Souleimane montre avec une précision chirurgicale comment certains mouvements de la gauche radicale, notamment La France insoumise, ont fini par brouiller la frontière entre solidarité avec les victimes de l’impérialisme occidental et l’aveuglement à l’égard du totalitarisme islamiste. Non par sympathie doctrinale mais afin d’utiliser un miroir commode pour se poser en défenseurs des opprimés et surtout par électoralisme. C’est ici que le livre dépasse l’enquête journalistique et devient une réflexion sur la corruption du politique, sur la manière dont la stratégie peut dissoudre l’éthique.
Sur le plan philosophique, Les complices du mal reprend la thèse d’Hannah Arendt sur la banalité du mal, ce moment où la haine cesse d’être spectaculaire pour devenir structurelle, acceptée, justifiée, parfois même célébrée au nom du progrès.
Il interroge cette pente naturelle des sociétés modernes à réduire la morale à une posture communicationnelle. À ses yeux la plus grande menace n’est pas l’extrémisme, mais le renoncement des esprits lucides ainsi que ceux qui se taisent pour préserver leur place, leur réputation ou leur parti.

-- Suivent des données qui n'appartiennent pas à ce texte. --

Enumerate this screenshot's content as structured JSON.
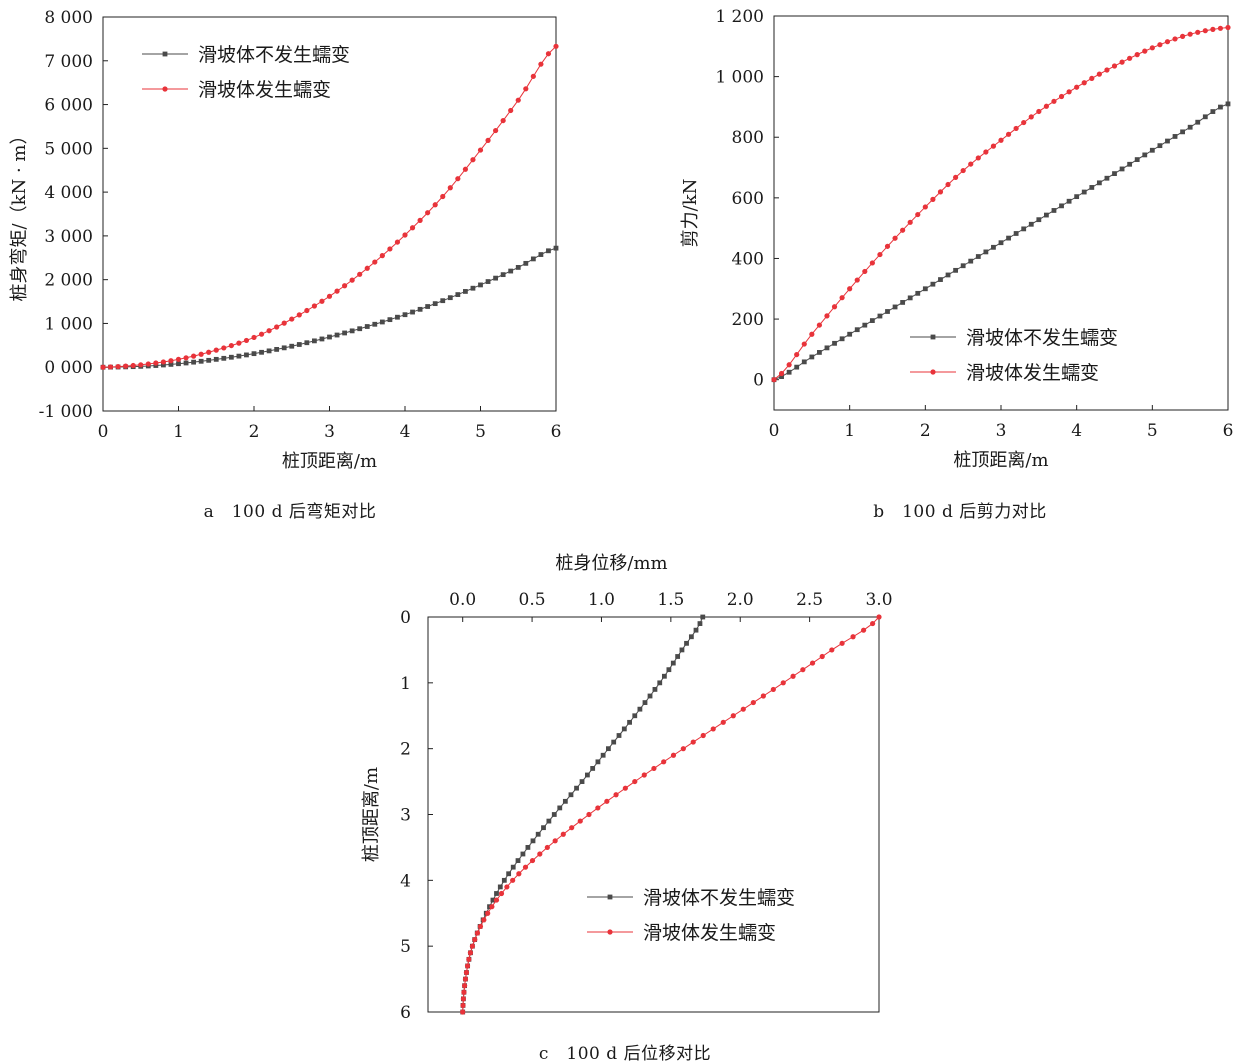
{
  "legend": {
    "no_creep": "滑坡体不发生蠕变",
    "creep": "滑坡体发生蠕变"
  },
  "colors": {
    "no_creep": "#4a4a4a",
    "creep": "#e8333a"
  },
  "captions": {
    "a": "a　100 d 后弯矩对比",
    "b": "b　100 d 后剪力对比",
    "c": "c　100 d 后位移对比"
  },
  "chart_data": [
    {
      "id": "a",
      "type": "line",
      "xlabel": "桩顶距离/m",
      "ylabel": "桩身弯矩/（kN · m）",
      "xlim": [
        0,
        6
      ],
      "ylim": [
        -1000,
        8000
      ],
      "xticks": [
        "0",
        "1",
        "2",
        "3",
        "4",
        "5",
        "6"
      ],
      "yticks": [
        "-1 000",
        "0 000",
        "1 000",
        "2 000",
        "3 000",
        "4 000",
        "5 000",
        "6 000",
        "7 000",
        "8 000"
      ],
      "legend_position": "top-left",
      "grid": false,
      "x": [
        0,
        0.5,
        1,
        1.5,
        2,
        2.5,
        3,
        3.5,
        4,
        4.5,
        5,
        5.5,
        6
      ],
      "series": [
        {
          "name": "滑坡体不发生蠕变",
          "values": [
            0,
            20,
            80,
            180,
            310,
            480,
            690,
            930,
            1200,
            1520,
            1880,
            2280,
            2720
          ]
        },
        {
          "name": "滑坡体发生蠕变",
          "values": [
            0,
            55,
            180,
            390,
            680,
            1100,
            1620,
            2260,
            3020,
            3900,
            4960,
            6100,
            7330
          ]
        }
      ]
    },
    {
      "id": "b",
      "type": "line",
      "xlabel": "桩顶距离/m",
      "ylabel": "剪力/kN",
      "xlim": [
        0,
        6
      ],
      "ylim": [
        -100,
        1200
      ],
      "xticks": [
        "0",
        "1",
        "2",
        "3",
        "4",
        "5",
        "6"
      ],
      "yticks": [
        "0",
        "200",
        "400",
        "600",
        "800",
        "1 000",
        "1 200"
      ],
      "legend_position": "bottom-right",
      "grid": false,
      "x": [
        0,
        0.5,
        1,
        1.5,
        2,
        2.5,
        3,
        3.5,
        4,
        4.5,
        5,
        5.5,
        6
      ],
      "series": [
        {
          "name": "滑坡体不发生蠕变",
          "values": [
            0,
            75,
            150,
            225,
            300,
            376,
            452,
            528,
            604,
            680,
            757,
            833,
            910
          ]
        },
        {
          "name": "滑坡体发生蠕变",
          "values": [
            0,
            150,
            300,
            440,
            570,
            690,
            790,
            885,
            965,
            1035,
            1095,
            1140,
            1162
          ]
        }
      ]
    },
    {
      "id": "c",
      "type": "line",
      "xlabel": "桩身位移/mm",
      "ylabel": "桩顶距离/m",
      "xlim": [
        -0.25,
        3.0
      ],
      "ylim": [
        0,
        6
      ],
      "y_inverted": true,
      "x_axis_position": "top",
      "xticks": [
        "0.0",
        "0.5",
        "1.0",
        "1.5",
        "2.0",
        "2.5",
        "3.0"
      ],
      "yticks": [
        "0",
        "1",
        "2",
        "3",
        "4",
        "5",
        "6"
      ],
      "legend_position": "bottom-right",
      "grid": false,
      "y": [
        0,
        0.5,
        1,
        1.5,
        2,
        2.5,
        3,
        3.5,
        4,
        4.5,
        5,
        5.5,
        6
      ],
      "series": [
        {
          "name": "滑坡体不发生蠕变",
          "values": [
            1.73,
            1.58,
            1.42,
            1.24,
            1.05,
            0.86,
            0.66,
            0.47,
            0.3,
            0.17,
            0.07,
            0.02,
            0.0
          ]
        },
        {
          "name": "滑坡体发生蠕变",
          "values": [
            3.0,
            2.66,
            2.31,
            1.95,
            1.59,
            1.24,
            0.91,
            0.61,
            0.36,
            0.18,
            0.07,
            0.02,
            0.0
          ]
        }
      ]
    }
  ]
}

L’essai frappe par son éthique du langage. Souleimane écrit dans une prose nette et débarrassée du pathos. Il ne cherche ni à scandaliser ni à séduire , il cherche à dire vrai et selon cette idée que le mensonge politique commence toujours par le choix des mots. Il rappelle que la laïcité, la liberté d’expression et l’universalisme ne sont pas des concepts abstraits mais des valeurs vécues, nées de combats et de douleurs.
Le livre pose une question essentielle à la philosophie politique contemporaine : qu’est-ce que le courage intellectuel à l’ère des appartenances ? Dans une société où les clivages identitaires remplacent les idéaux, où la fidélité au groupe prime sur la fidélité à la vérité, Il appelle à retrouver la responsabilité individuelle. « Le mal, écrit-il en substance, n’a pas besoin d’ennemis : il prospère sur les renoncements successifs des consciences tranquilles. »

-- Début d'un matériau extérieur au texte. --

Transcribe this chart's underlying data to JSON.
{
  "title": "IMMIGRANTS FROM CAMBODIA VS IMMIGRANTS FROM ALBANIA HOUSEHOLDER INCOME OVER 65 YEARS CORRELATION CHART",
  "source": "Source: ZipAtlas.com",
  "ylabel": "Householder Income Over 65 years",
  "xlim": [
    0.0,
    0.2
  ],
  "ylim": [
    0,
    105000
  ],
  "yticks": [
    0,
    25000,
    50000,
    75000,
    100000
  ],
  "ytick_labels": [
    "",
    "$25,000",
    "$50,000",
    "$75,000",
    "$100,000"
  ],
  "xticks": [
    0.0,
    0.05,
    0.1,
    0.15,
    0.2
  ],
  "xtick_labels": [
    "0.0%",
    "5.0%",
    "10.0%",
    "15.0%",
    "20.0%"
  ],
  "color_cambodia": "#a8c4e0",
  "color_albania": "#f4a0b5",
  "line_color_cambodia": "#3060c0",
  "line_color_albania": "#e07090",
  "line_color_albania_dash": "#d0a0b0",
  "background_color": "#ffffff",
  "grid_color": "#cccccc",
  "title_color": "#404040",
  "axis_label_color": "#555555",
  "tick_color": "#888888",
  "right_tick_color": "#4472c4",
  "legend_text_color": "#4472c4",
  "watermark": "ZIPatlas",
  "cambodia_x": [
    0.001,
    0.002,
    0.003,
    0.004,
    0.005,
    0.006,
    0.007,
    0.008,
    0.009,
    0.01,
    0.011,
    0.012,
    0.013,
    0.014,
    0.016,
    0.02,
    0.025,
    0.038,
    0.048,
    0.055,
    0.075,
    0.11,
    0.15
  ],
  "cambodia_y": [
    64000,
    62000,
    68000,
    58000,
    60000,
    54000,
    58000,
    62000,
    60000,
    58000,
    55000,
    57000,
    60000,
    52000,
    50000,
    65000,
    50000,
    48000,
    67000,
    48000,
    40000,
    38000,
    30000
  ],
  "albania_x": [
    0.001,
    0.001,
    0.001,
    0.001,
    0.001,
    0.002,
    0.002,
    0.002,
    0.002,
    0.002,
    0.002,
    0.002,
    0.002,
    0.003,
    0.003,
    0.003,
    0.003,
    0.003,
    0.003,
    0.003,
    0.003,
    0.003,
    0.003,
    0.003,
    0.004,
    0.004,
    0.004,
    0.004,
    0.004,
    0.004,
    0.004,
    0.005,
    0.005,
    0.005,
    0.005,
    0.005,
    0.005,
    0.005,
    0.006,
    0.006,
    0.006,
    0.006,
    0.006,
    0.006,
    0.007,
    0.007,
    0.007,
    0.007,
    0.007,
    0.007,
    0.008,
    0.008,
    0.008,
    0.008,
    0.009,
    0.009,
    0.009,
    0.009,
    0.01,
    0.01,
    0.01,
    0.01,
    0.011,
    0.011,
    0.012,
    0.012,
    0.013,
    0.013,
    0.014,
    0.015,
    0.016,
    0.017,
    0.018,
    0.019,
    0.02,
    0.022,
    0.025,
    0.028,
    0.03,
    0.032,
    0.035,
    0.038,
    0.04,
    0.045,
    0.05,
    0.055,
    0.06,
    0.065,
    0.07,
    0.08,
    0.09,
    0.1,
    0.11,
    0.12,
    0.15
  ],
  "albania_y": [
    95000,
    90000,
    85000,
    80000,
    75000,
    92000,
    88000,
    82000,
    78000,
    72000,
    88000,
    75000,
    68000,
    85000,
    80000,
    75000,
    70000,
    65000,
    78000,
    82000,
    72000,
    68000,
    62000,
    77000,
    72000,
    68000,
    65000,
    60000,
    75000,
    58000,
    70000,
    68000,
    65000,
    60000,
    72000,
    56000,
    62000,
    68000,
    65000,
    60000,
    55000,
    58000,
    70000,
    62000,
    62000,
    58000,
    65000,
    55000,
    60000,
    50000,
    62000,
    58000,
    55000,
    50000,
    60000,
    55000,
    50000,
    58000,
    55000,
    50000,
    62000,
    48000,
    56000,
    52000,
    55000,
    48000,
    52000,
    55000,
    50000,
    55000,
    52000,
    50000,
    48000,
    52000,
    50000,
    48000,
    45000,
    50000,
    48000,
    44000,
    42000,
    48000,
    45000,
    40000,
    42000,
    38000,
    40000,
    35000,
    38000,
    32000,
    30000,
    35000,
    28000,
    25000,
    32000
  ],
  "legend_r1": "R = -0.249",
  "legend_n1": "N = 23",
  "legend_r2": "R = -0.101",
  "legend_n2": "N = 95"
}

Cette réflexion s’enracine aussi dans une expérience biographique : Exilé de Syrie, Souleimane a connu les régimes où la peur et la soumission font loi. Il regarde la France non comme un juge extérieur mais comme un amoureux inquiet : inquiet de voir le pays de la raison et de la laïcité céder à la confusion, à la peur d’être mal compris, à cette forme de relativisme moral qui interdit désormais de nommer l’islamisme comme un danger politique.

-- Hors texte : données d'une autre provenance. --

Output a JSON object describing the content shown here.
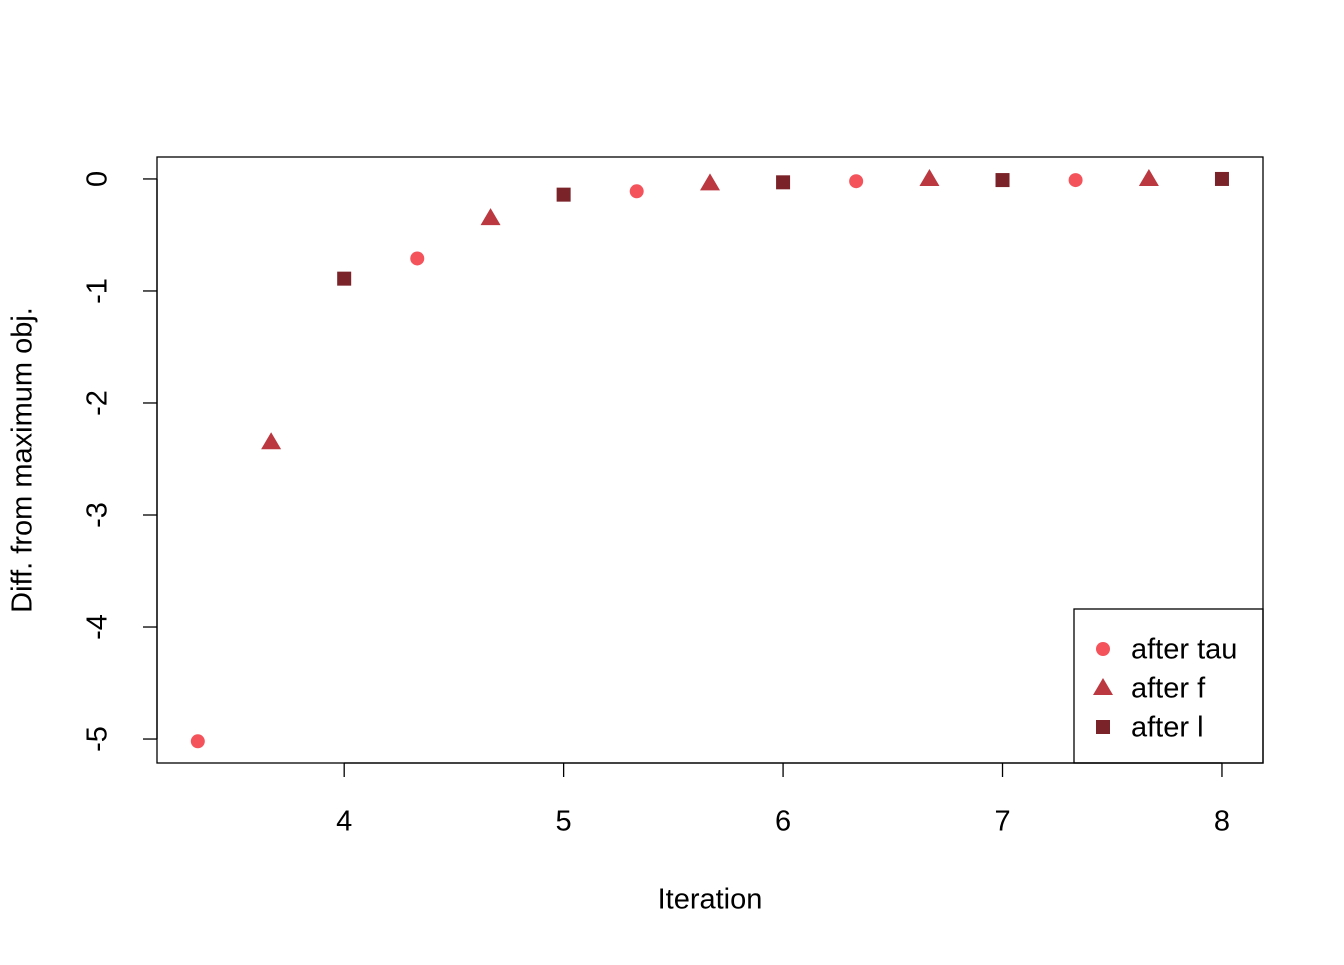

Au fond, Les complices du mal est une mise en garde contre la fatigue de la liberté. Il rappelle avec une gravité calme que les démocraties ne meurent pas toujours sous les coups d’un ennemi extérieur mais par érosion intérieure, quand la clarté devient suspecte et que la vérité gêne.
Omar Youssef Souleimane signe ici un texte courageux et d’une justesse presque socratique : celle qui consiste à poser les questions que la cité refuse d’entendre. Un livre salutaire, exigeant et nécessaire à quiconque refuse de confondre la tolérance avec la lâcheté.